У Парсонса принцип системы, если так можно выразиться, еще оптимистичен: он соответствует стабилизации экономического роста и обществам изобилия под эгидой умеренного welfare state.[38] У современных немецких теоретиков системная теория технократична, и даже цинична, если не сказать безнадежна: равновесие между потребностями и ожиданиями индивидов или групп и функциями, которые обеспечивает эта система, является всего лишь дополнительной составляющей ее функционирования; истинная же конечная цель системы, — то для чего она сама как интеллектуальная машина запрограммировала себя, — заключается в оптимизации глобального отношения ее «входов» и «выходов» (inputs/outputs), т. e. эффективность. Даже когда эти правила изменяются и производятся инновации, даже когда нарушается функционирование системы: забастовки, кризисы, безработица или политические потрясения, что может навести на мысль об альтернативе или пробудить надежды, речь идет лишь о внутреннем наведении порядка, результатом которого является лишь улучшение «жизни» системы; единственной альтернативой такому росту эффективности может стать энтропия, т. е. упадок.[39]

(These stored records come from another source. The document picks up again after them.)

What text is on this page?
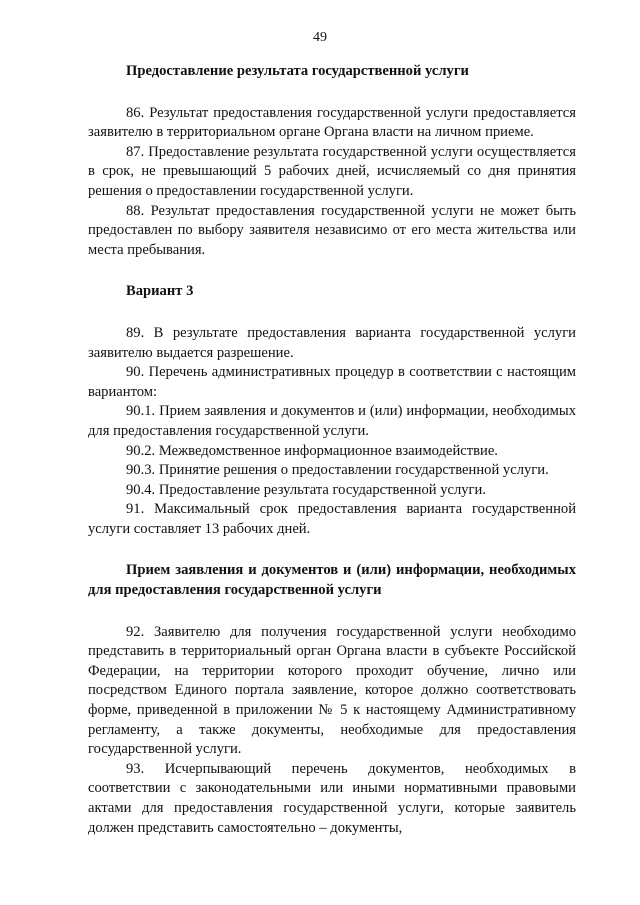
49

Предоставление результата государственной услуги

86. Результат предоставления государственной услуги предоставляется заявителю в территориальном органе Органа власти на личном приеме.

87. Предоставление результата государственной услуги осуществляется в срок, не превышающий 5 рабочих дней, исчисляемый со дня принятия решения о предоставлении государственной услуги.

88. Результат предоставления государственной услуги не может быть предоставлен по выбору заявителя независимо от его места жительства или места пребывания.

Вариант 3

89. В результате предоставления варианта государственной услуги заявителю выдается разрешение.

90. Перечень административных процедур в соответствии с настоящим вариантом:

90.1. Прием заявления и документов и (или) информации, необходимых для предоставления государственной услуги.

90.2. Межведомственное информационное взаимодействие.

90.3. Принятие решения о предоставлении государственной услуги.

90.4. Предоставление результата государственной услуги.

91. Максимальный срок предоставления варианта государственной услуги составляет 13 рабочих дней.

Прием заявления и документов и (или) информации, необходимых для предоставления государственной услуги

92. Заявителю для получения государственной услуги необходимо представить в территориальный орган Органа власти в субъекте Российской Федерации, на территории которого проходит обучение, лично или посредством Единого портала заявление, которое должно соответствовать форме, приведенной в приложении № 5 к настоящему Административному регламенту, а также документы, необходимые для предоставления государственной услуги.

93. Исчерпывающий перечень документов, необходимых в соответствии с законодательными или иными нормативными правовыми актами для предоставления государственной услуги, которые заявитель должен представить самостоятельно – документы,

Здесь снова, но не впадая в упрощенчество социологии социальной теории, трудно не установить, как минимум, некой параллели между «жесткой» технократической версией общества и аскетическим усилием которое, под названием «прогрессивного либерализма», требуется от наиболее развитых индустриальных обществ, чтобы стать конкурентоспособными (а, следовательно, оптимизировать их «рациональность») в контексте усиления мировой экономической войны начиная с 60-х годов.
За тем огромным перемещением, которое мы совершаем переходя от идей Конта к идеям Лумана, угадывается одно и тоже социальное представление: общество есть единая целостность, некая «единичность». Парсонс сформулировал это просто: «Самое решающее условие правильного динамического анализа в том, чтобы каждая проблема находилась постоянно и систематически в связи с состоянием системы, рассматриваемой как целое… Процесс или совокупность состояний либо „содействует“ поддержанию (или развитию) системы; либо является „дисфункциональным“, поскольку наносит ущерб единству и эффективности системы».[40] Однако, эту идею также поддерживают «технократы».[41] Отсюда ее правдоподобность: имея возможность стать действительностью, она имеет и средства доказать это. То, что Хоркхаймер называл «паранойей» здравого смысла.